Mais les fraudeurs ont conservé les précieuses informations qui figurait sur le chèque: le nom et l'adresse de l'entreprise, la caisse populaire, le numéro de compte... et la signature d'une associée.

Par hasard, Proulx & fils a changé de caisse populaire, récemment. C'est ce qui l'a sauvée! Lorsque les demandes de transfert frauduleuses sont arrivées à la caisse, le compte à débiter était fermé.

"Dans le volume, c'est sûr qu'ils auraient pu l'accepter", croit M. L'Heureux qui veut mettre en garde la communauté d'affaires. Impossible d'arrêter d'envoyer des chèques par la Postes. Selon lui, le seul moyen de se prémunir contre les risques d'arnaque est de changer régulièrement de numéro de compte, au sein de la même institution financière.

Fraude d'identité par chèque

Les entreprises sont plus souvent visées par les fraudeurs qui sévissent à l'aide de faux chèques ou de transferts de fonds. "Il est plus difficile d'encaisser un chèque personnel de plusieurs milliers de dollars. Les institutions financières appellent avant. Mais pour les chèques de compagnies, elles n'appellent pas", explique le caporal Luc Bessett, porte parole de la GRC.

Il rappelle que le paiement par chèque comporte un risque. "Quand on paie avec sa carte de crédit, on peut suivre le commerçant lorsqu'il passe la carte.
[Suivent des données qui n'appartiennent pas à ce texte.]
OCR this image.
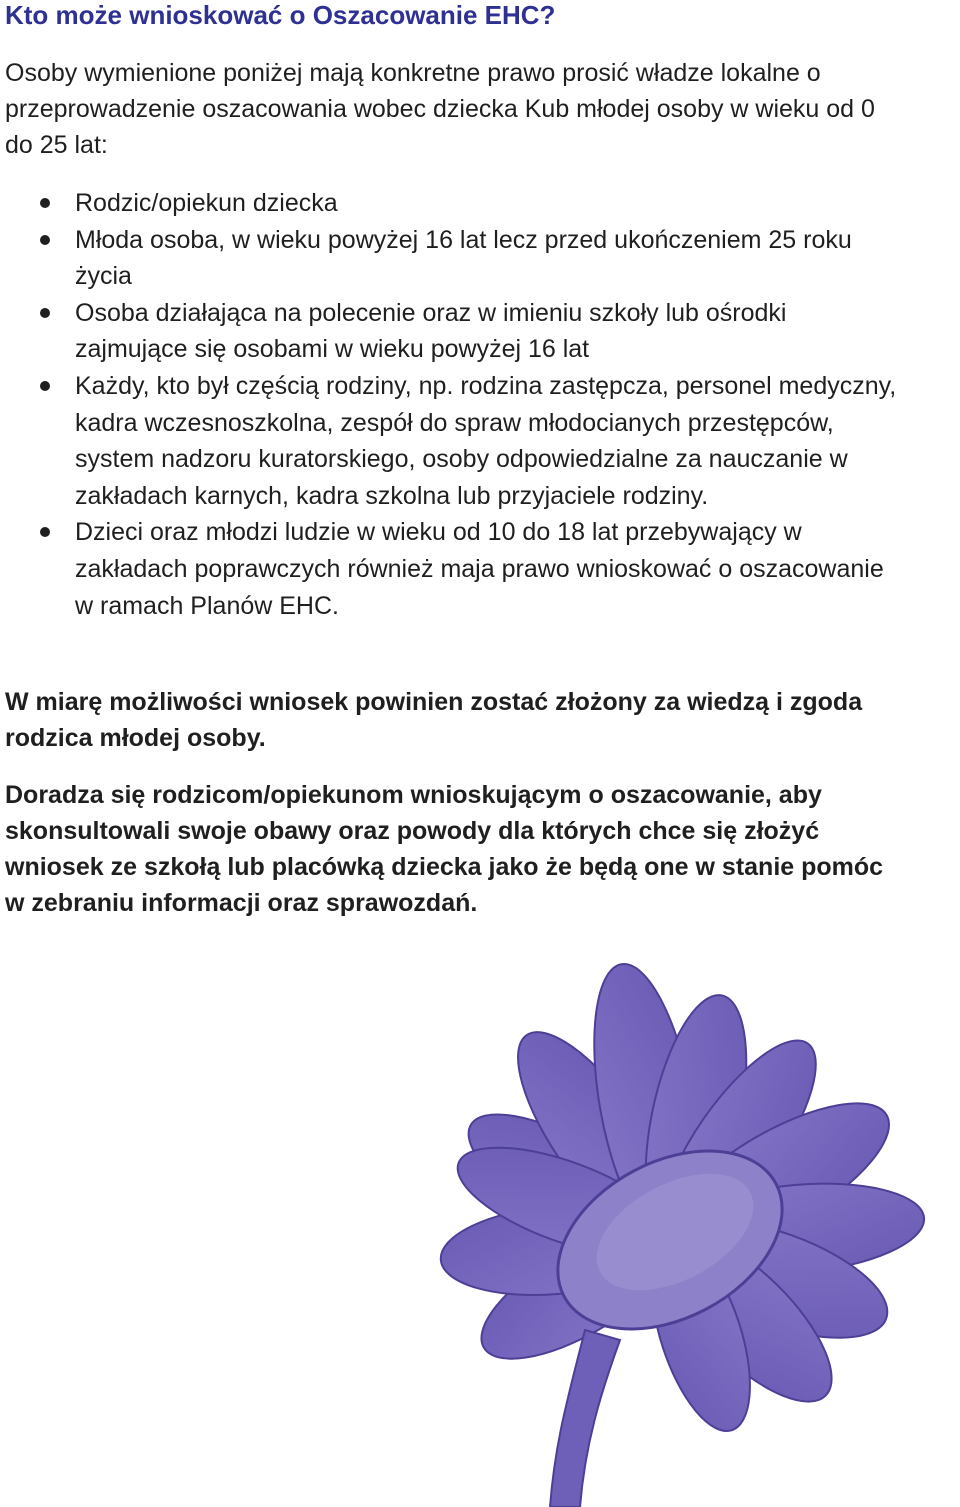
Kto może wnioskować o Oszacowanie EHC?

Osoby wymienione poniżej mają konkretne prawo prosić władze lokalne o przeprowadzenie oszacowania wobec dziecka Kub młodej osoby w wieku od 0 do 25 lat:

Rodzic/opiekun dziecka
Młoda osoba, w wieku powyżej 16 lat lecz przed ukończeniem 25 roku życia
Osoba działająca na polecenie oraz w imieniu szkoły lub ośrodki zajmujące się osobami w wieku powyżej 16 lat
Każdy, kto był częścią rodziny, np. rodzina zastępcza, personel medyczny, kadra wczesnoszkolna, zespół do spraw młodocianych przestępców, system nadzoru kuratorskiego, osoby odpowiedzialne za nauczanie w zakładach karnych, kadra szkolna lub przyjaciele rodziny.
Dzieci oraz młodzi ludzie w wieku od 10 do 18 lat przebywający w zakładach poprawczych również maja prawo wnioskować o oszacowanie w ramach Planów EHC.

W miarę możliwości wniosek powinien zostać złożony za wiedzą i zgoda rodzica młodej osoby.

Doradza się rodzicom/opiekunom wnioskującym o oszacowanie, aby skonsultowali swoje obawy oraz powody dla których chce się złożyć wniosek ze szkołą lub placówką dziecka jako że będą one w stanie pomóc w zebraniu informacji oraz sprawozdań.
Mais on ne peut pas suivre le chèque", dit-il. Si un fraudeur met la main sur un chèque avec une signature, il peut ensuite le contrefaire.
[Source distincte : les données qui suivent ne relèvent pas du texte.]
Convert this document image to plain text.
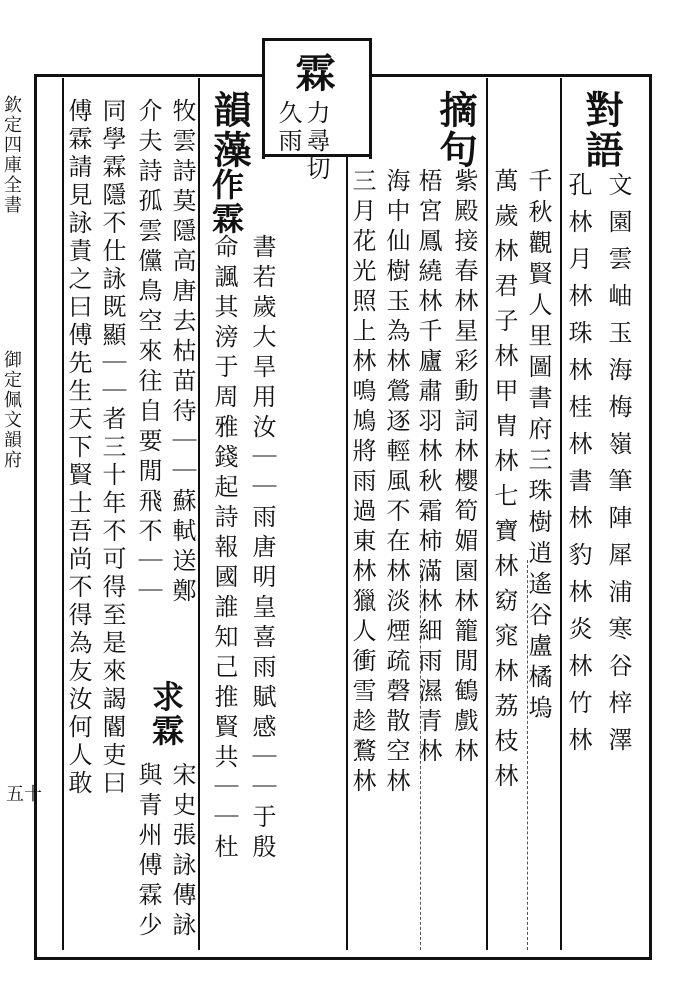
欽定四庫全書
御定佩文韻府
五十
霖
力尋切
久雨	對語
文園雲岫玉海梅嶺筆陣犀浦寒谷梓澤
孔林月林珠林桂林書林豹林炎林竹林
千秋觀賢人里圖書府三珠樹逍遙谷盧橘塢
萬歲林君子林甲胄林七寶林窈窕林荔枝林
摘句
紫殿接春林星彩動詞林櫻筍媚園林籠閒鶴戲林
梧宮鳳繞林千廬肅羽林秋霜柿滿林細雨濕青林
海中仙樹玉為林鶯逐輕風不在林淡煙疏磬散空林
三月花光照上林鳴鳩將雨過東林獵人衝雪趁鶩林
韻藻
作霖
書若歲大旱用汝｜｜雨唐明皇喜雨賦感｜｜于殷
命諷其滂于周雅錢起詩報國誰知己推賢共｜｜杜
牧雲詩莫隱高唐去枯苗待｜｜蘇軾送鄭
介夫詩孤雲儻鳥空來往自要閒飛不｜｜
求霖
宋史張詠傳詠
與青州傅霖少
同學霖隱不仕詠既顯｜｜者三十年不可得至是來謁閽吏曰
傅霖請見詠責之曰傅先生天下賢士吾尚不得為友汝何人敢
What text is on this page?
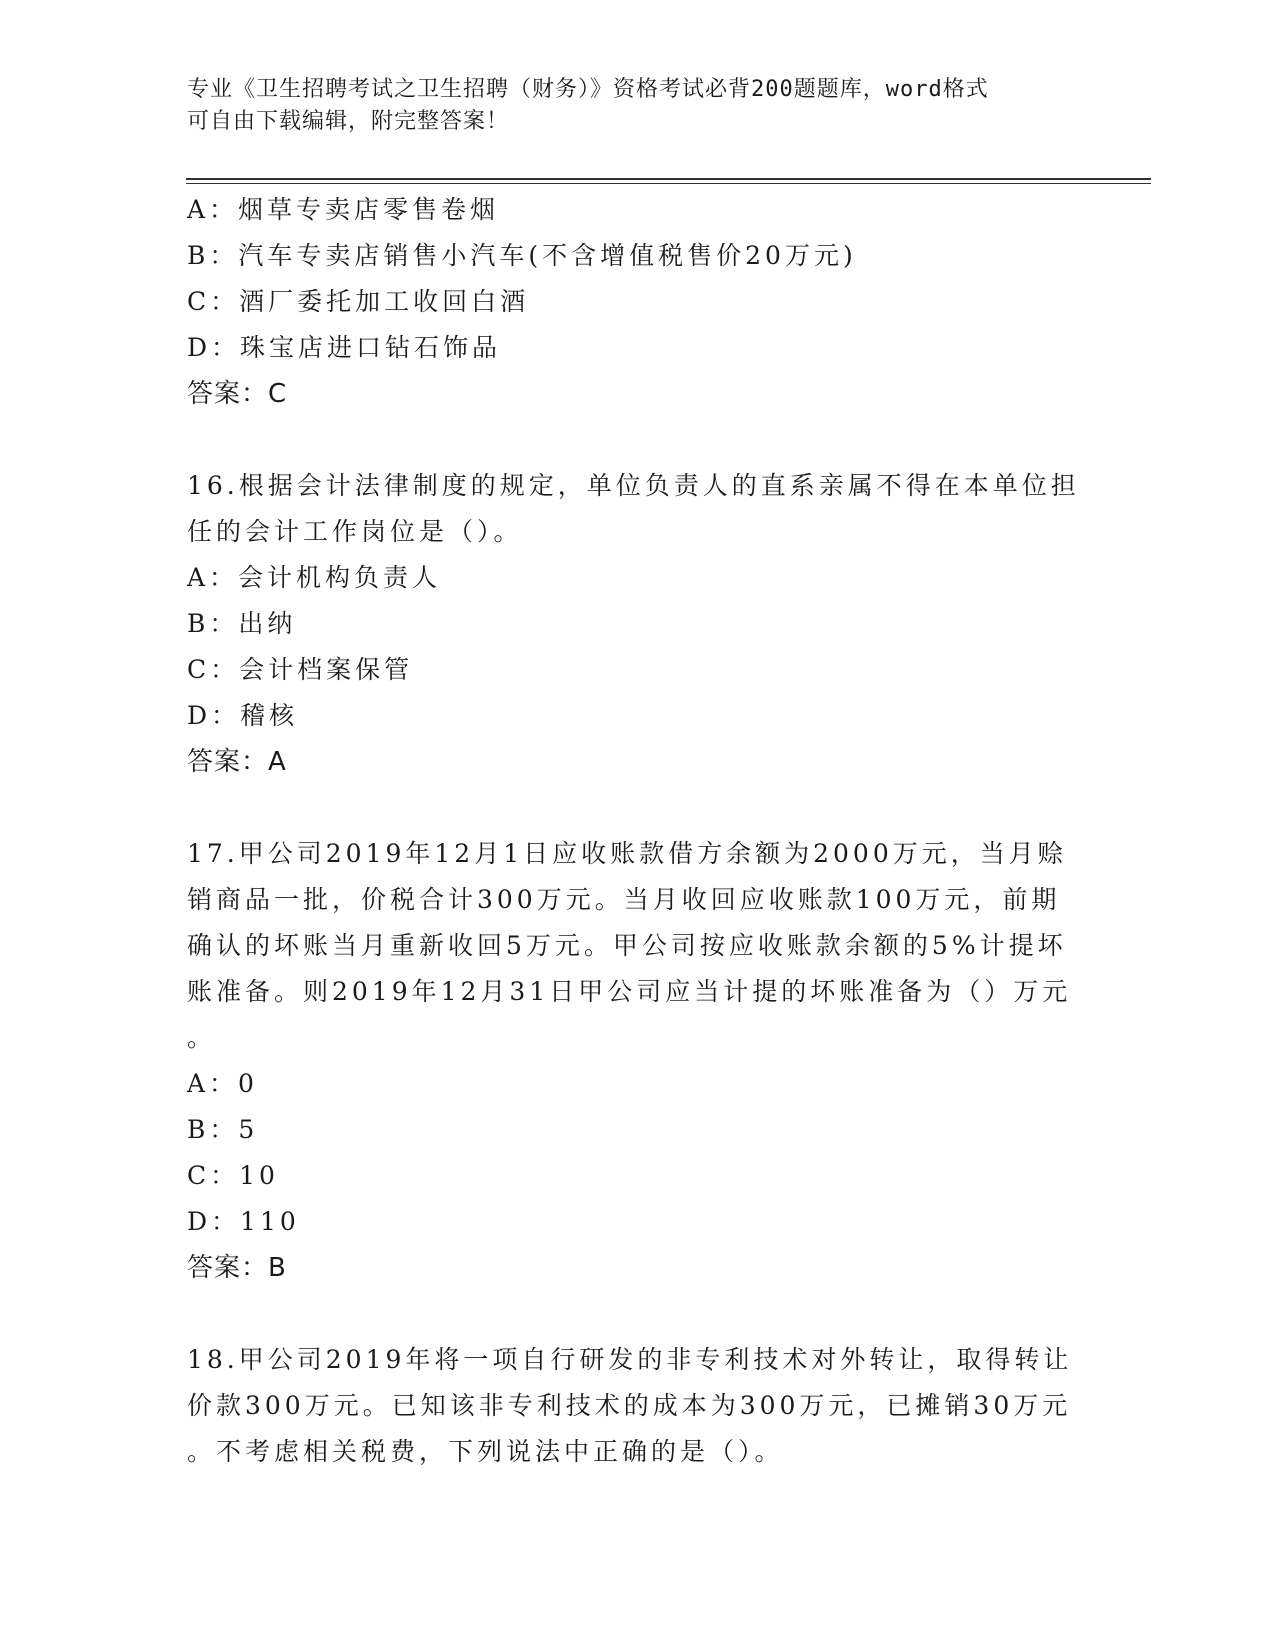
专业《卫生招聘考试之卫生招聘（财务）》资格考试必背200题题库，word格式
可自由下载编辑，附完整答案！
A：烟草专卖店零售卷烟
B：汽车专卖店销售小汽车(不含增值税售价20万元)
C：酒厂委托加工收回白酒
D：珠宝店进口钻石饰品
答案：C
16.根据会计法律制度的规定，单位负责人的直系亲属不得在本单位担
任的会计工作岗位是（）。
A：会计机构负责人
B：出纳
C：会计档案保管
D：稽核
答案：A
17.甲公司2019年12月1日应收账款借方余额为2000万元，当月赊
销商品一批，价税合计300万元。当月收回应收账款100万元，前期
确认的坏账当月重新收回5万元。甲公司按应收账款余额的5%计提坏
账准备。则2019年12月31日甲公司应当计提的坏账准备为（）万元
。
A：0
B：5
C：10
D：110
答案：B
18.甲公司2019年将一项自行研发的非专利技术对外转让，取得转让
价款300万元。已知该非专利技术的成本为300万元，已摊销30万元
。不考虑相关税费，下列说法中正确的是（）。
D'ailleurs, les policiers voient de plus en plus de fraudes à l'aide de faux chèques. Un coup classique: Les criminels envoient un faux chèque, de plusieurs milliers de dollars, à un individu au hasard. Le particulier sait bien que personne ne lui doit une telle somme... mais le chèque est libellé à son nom. Il succombe à la tentation et l'encaisse. Peu après, les criminels le contactent et exigent une partie ou la totalité de l'argent. Le particulier qui vient lui-même de commettre un crime, est mal placé pour se défendre. Et lorsque la banque réalise que le chèque est contrefait, elle reprend le montant du compte du particulier.

L'année dernière, les policiers ontariens ont pincé un homme 32 ans, Olusoji Ayodele, qui utilisait se type de subterfuge. On a retracé une quarantaine de victimes qui ont perdu 800 000$ au total.

Cette arnaque, et bien d'autres encore, est répertoriée sur le site Internet du centre d'appels antifraude Phone Busters (https://www.phonebusters.com), qui compile les plaintes des victimes de vol d'identité.

Un conseil: "Si l'argent n'est pas à vous, n'encaissez jamais un chèque", recommande le caporal Bessett. Aussi, évitez de remplir des coupons de participation à toutes sortes de concours, où on demande votre nom, votre adresse et d'autres détails sensibles. On ne sait jamais à qui ces informations seront vendues...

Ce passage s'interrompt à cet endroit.